Una evidencia de los tropiezos de la técnica es la desconfianza y suspicacia que despierta la ciencia económica para comprender las causas profundas de los problemas económicos mundiales y para anticiparse y prever las crisis económico/financieras. Sujeta a intereses creados y a tendenciosidades ideológicas, la teoría económica convencional es más una técnica administrativa que sustenta la racionalidad tecnocrática y coloniza los ámbitos de la toma de decisiones públicas. Regida por la ultra-especialización y la desconexión respecto a otros campos del conocimiento, la ciencia económica apuesta a la exactitud a partir de modelizaciones matemáticas que obvian las conflictividades, las instituciones, el carácter “inexacto” de la política y los rasgos históricos y culturales del proceso económico. Llevado ello al ámbito de las decisiones públicas, se pierden de vista las especificidades de lo local y los impactos territoriales diferenciados derivados de medidas que no asimilan la complejidad. Además, los modelos abstractos de que se dotan los expertos adolecen de la comprensión del sin fin de factores y circunstancias que subyacen en los actos y procesos económicos, llegando a conclusiones unilaterales en sus diagnósticos.

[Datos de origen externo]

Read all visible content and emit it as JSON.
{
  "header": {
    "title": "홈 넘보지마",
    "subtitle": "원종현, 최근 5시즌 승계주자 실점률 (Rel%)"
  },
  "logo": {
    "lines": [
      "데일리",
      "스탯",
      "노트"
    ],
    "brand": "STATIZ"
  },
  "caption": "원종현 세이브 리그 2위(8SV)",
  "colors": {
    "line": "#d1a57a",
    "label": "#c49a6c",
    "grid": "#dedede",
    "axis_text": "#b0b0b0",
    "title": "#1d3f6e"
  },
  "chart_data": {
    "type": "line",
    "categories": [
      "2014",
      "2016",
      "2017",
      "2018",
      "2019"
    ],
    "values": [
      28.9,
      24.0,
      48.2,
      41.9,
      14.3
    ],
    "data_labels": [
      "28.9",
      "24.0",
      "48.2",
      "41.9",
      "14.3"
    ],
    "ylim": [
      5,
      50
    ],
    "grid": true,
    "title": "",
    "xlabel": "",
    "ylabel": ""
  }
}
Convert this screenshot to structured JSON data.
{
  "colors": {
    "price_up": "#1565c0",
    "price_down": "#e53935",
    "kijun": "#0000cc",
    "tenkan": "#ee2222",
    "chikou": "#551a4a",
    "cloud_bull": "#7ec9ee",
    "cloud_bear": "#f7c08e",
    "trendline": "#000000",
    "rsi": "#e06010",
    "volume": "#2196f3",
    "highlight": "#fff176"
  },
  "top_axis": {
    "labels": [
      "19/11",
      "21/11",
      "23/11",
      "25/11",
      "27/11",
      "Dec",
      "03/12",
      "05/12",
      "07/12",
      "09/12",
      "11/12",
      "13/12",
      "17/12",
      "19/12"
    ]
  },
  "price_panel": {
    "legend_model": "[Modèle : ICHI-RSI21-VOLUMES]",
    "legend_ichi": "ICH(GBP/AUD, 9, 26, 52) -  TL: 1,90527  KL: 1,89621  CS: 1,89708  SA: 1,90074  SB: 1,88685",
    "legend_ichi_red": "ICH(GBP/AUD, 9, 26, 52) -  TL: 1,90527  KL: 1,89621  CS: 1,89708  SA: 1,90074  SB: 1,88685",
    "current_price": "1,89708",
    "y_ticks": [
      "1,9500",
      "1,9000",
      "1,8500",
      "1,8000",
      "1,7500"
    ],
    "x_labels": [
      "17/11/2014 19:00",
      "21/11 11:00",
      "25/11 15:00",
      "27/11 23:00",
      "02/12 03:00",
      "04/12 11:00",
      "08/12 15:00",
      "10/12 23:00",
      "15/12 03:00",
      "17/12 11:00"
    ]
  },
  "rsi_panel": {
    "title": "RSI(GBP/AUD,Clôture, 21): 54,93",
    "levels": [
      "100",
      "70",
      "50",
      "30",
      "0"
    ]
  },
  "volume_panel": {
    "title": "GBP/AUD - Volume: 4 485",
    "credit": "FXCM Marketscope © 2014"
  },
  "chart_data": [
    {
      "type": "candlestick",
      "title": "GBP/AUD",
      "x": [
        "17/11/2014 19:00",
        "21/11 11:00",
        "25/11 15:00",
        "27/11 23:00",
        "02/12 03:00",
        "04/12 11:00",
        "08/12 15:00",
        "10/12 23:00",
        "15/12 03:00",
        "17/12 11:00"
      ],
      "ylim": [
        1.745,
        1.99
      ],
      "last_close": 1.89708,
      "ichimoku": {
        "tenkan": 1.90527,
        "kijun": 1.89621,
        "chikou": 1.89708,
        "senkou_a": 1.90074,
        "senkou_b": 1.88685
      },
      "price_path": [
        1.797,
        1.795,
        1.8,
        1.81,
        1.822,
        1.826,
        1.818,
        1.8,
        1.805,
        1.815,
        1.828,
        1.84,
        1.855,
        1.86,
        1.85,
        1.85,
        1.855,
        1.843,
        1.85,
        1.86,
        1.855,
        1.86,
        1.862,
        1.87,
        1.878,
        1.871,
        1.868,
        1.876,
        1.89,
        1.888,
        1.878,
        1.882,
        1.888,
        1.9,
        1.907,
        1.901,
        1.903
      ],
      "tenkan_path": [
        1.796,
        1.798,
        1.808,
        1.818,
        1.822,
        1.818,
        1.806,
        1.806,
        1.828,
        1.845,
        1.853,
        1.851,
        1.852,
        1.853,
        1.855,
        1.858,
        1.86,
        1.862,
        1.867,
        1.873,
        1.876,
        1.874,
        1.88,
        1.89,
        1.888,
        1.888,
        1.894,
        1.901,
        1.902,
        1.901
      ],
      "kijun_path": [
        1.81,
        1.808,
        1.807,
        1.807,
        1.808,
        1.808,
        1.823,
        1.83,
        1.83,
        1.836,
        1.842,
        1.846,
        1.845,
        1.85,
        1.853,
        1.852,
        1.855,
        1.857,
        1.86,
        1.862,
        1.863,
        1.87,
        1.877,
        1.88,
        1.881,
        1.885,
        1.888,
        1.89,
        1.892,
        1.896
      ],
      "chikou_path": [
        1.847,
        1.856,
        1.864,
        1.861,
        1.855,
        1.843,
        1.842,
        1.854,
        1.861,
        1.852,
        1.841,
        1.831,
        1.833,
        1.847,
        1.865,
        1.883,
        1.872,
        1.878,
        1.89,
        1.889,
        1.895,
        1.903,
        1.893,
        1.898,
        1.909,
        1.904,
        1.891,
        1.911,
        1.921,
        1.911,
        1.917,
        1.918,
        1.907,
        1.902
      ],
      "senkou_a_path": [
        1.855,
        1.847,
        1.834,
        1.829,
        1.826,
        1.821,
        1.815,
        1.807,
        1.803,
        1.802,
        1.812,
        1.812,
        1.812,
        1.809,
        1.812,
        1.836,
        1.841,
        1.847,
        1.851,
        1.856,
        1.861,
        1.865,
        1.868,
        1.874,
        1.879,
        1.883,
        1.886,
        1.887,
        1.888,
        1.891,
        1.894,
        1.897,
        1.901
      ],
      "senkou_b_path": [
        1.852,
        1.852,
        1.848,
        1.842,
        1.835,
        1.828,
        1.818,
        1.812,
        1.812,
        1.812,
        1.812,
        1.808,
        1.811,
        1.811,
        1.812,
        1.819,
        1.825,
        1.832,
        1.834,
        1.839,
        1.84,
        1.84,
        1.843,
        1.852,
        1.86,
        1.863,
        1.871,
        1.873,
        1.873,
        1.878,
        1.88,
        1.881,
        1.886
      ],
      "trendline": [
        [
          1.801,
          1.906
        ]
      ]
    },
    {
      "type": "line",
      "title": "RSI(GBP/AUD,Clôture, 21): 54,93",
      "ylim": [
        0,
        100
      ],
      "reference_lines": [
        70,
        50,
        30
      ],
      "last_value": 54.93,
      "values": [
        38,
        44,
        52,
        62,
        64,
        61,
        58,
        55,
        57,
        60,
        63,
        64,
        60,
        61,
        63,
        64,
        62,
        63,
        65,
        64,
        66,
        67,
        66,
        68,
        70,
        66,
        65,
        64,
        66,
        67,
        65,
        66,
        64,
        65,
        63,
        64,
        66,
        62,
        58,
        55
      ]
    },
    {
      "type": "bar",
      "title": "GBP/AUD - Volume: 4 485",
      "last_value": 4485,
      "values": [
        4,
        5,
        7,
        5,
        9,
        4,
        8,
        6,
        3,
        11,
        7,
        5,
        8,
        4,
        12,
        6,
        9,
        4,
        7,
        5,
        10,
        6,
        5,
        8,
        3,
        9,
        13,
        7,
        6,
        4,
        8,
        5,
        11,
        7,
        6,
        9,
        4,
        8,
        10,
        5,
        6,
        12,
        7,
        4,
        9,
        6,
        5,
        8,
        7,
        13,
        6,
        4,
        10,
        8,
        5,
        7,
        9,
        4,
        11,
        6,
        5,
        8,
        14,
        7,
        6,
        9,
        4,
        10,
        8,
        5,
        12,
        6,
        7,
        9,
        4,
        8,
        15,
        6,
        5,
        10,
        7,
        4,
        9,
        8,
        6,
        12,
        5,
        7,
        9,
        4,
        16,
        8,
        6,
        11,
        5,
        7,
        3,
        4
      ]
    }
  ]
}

En suma, enfrentar y solucionar las crisis y colapsos contemporáneos no es un desafío meramente técnico, sino uno de carácter político que atraviesa por reconocer la diversidad de las sociedades, así como el carácter interdependiente de las causas y factores que subyacen en esas crisis. El retorno a la política es también un retorno al pensamiento crítico, y ello comienza con la urgencia de colocar a la técnica en una faceta accesoria en las decisiones públicas. Más todavía: la praxis política amerita recuperar los ejercicios anticipatorios para prever la emergencia, magnitud y alcances de las catástrofes que asedian a la humanidad.